The first President of Kazakhstan, Nursultan Nazarbayev, visited Lithuania twice on official visits, on 9 August 1994 and from 4 to 6 April 2001. During his 2001 visit, Nazarbayev met with Lithuanian President Valdas Adamkus, Prime Minister Rolandas Paksas, and Seimas Speaker Artūras Paulauskas. He also participated in a wreath-laying ceremony at the Memorial to the Fallen for Lithuania's Independence, spoke at a plenary session of the Seimas, opened a photo exhibition dedicated to the 10th anniversary of Kazakhstan's independence, gave an interview to Lithuanian television, and visited the new Butinge maritime oil terminal, the city of Palanga, and the town of Nida.

During Nazarbayev's presidency, Lithuanian presidents visited Kazakhstan five times: official visits by Algirdas Brazauskas in November 1993 and on 7 March 1997; a state visit by Valdas Adamkus on 11 May 2000; participation by Dalia Grybauskaitė in the OSCE Astana Summit on 1 December 2010; and an official visit by Dalia Grybauskaitė on 6 October 2011.

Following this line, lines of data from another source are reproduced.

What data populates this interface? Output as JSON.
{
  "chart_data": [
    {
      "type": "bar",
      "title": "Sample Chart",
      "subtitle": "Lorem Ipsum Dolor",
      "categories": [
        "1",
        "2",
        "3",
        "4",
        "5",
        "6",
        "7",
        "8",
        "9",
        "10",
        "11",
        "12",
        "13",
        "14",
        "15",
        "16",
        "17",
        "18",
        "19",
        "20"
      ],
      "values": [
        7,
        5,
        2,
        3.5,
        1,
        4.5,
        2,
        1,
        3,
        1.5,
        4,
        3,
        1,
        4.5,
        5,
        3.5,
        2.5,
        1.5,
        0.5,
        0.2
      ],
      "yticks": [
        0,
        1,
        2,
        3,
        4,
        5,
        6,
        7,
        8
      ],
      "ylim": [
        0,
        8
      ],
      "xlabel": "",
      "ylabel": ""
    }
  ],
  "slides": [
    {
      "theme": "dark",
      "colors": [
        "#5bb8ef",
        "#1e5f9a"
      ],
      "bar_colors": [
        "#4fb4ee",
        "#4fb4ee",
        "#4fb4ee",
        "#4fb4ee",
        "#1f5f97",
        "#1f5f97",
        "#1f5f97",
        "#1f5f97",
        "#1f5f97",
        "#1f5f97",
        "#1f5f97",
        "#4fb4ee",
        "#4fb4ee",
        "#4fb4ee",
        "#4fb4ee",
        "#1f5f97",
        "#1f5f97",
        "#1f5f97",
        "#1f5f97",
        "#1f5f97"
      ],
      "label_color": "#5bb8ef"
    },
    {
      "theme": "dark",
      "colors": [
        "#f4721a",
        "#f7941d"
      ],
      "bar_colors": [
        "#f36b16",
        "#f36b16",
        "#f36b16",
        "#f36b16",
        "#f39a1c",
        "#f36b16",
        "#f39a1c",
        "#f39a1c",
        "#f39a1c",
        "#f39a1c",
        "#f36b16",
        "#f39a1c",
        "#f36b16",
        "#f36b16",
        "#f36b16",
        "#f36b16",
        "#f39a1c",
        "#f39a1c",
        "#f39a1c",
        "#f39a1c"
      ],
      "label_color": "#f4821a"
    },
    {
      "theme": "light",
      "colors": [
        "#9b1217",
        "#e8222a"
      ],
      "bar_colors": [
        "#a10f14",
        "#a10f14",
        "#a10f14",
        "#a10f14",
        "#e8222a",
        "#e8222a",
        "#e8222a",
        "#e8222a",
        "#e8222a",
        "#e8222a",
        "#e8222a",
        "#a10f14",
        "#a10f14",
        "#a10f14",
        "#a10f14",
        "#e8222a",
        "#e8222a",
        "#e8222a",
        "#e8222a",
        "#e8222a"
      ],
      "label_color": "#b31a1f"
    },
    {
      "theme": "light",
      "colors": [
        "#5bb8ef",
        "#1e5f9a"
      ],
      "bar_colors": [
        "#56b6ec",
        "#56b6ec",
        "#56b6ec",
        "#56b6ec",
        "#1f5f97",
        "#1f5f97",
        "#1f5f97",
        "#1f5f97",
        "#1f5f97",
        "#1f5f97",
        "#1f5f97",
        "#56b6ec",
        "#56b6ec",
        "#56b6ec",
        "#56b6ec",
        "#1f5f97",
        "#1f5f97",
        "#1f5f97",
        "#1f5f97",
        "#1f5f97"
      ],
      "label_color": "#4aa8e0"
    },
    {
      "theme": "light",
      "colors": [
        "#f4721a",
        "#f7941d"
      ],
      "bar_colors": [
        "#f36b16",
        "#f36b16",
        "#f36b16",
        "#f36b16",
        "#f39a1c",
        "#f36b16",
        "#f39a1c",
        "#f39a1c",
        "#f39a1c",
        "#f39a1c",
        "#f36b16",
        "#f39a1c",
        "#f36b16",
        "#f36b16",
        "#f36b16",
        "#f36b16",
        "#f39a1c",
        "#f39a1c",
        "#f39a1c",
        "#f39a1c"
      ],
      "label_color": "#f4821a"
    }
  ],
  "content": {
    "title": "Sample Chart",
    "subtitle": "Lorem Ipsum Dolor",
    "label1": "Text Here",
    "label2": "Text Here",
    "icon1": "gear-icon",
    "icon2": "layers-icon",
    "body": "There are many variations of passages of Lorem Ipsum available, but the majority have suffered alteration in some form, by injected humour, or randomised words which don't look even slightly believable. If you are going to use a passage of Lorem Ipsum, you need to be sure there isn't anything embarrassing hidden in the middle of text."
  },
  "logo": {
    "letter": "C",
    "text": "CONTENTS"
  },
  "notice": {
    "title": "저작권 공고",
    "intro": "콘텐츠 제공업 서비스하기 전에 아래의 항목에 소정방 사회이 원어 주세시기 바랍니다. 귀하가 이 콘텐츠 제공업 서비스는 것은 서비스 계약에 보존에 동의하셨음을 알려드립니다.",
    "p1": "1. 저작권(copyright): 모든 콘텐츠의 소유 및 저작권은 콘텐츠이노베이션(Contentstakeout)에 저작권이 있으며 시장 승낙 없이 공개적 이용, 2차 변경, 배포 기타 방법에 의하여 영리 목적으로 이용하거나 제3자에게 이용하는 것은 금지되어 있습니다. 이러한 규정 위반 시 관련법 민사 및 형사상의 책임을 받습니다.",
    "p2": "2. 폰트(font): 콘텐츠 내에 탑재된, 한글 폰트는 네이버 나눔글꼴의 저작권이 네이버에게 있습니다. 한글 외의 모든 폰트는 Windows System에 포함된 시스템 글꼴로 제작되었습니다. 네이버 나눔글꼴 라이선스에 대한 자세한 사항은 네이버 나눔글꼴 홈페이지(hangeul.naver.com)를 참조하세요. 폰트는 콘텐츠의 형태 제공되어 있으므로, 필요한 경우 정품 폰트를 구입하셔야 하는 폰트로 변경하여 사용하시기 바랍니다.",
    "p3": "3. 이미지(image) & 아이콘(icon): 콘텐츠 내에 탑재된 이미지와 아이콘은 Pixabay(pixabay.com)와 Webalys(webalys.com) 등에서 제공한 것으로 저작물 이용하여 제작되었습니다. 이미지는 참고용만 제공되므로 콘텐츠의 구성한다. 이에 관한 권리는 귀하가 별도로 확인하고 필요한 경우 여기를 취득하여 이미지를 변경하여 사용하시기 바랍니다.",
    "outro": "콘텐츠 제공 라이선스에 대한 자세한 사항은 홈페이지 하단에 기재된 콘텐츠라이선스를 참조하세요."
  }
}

In May 2000, during his official visit to Kazakhstan, President Adamkus requested that President Nazarbayev investigate the fate of 300 Lithuanians who had been repressed and deported to Kazakhstan between 1940 and 1950. During Nazarbayev's 2001 visit to Lithuania, he handed over documents and archival materials. Kazakhstan's archives contained information on 80 individuals from the list provided by the Lithuanian side, as well as documents on 114 additional Lithuanians who had not been included in the original request.

On 20 September 2022, Kazakh President Kassym-Jomart Tokayev and Lithuanian President Gitanas Nausėda met during the 77th United Nations General Assembly in New York.

On 6 December 2022, the Lithuanian Minister of Foreign Affairs, Gabrielius Landsbergis, made an official visit to Kazakhstan where he met with the Kazakh Minister of Foreign Affairs, Mukhtar Tileuberdi, in dialogue to strengthen bilateral cooperation between the two countries.
==Resident diplomatic missions==
- Kazakhstan has an embassy in Vilnius.
- Lithuania has an embassy in Astana and a consulate-general in Almaty.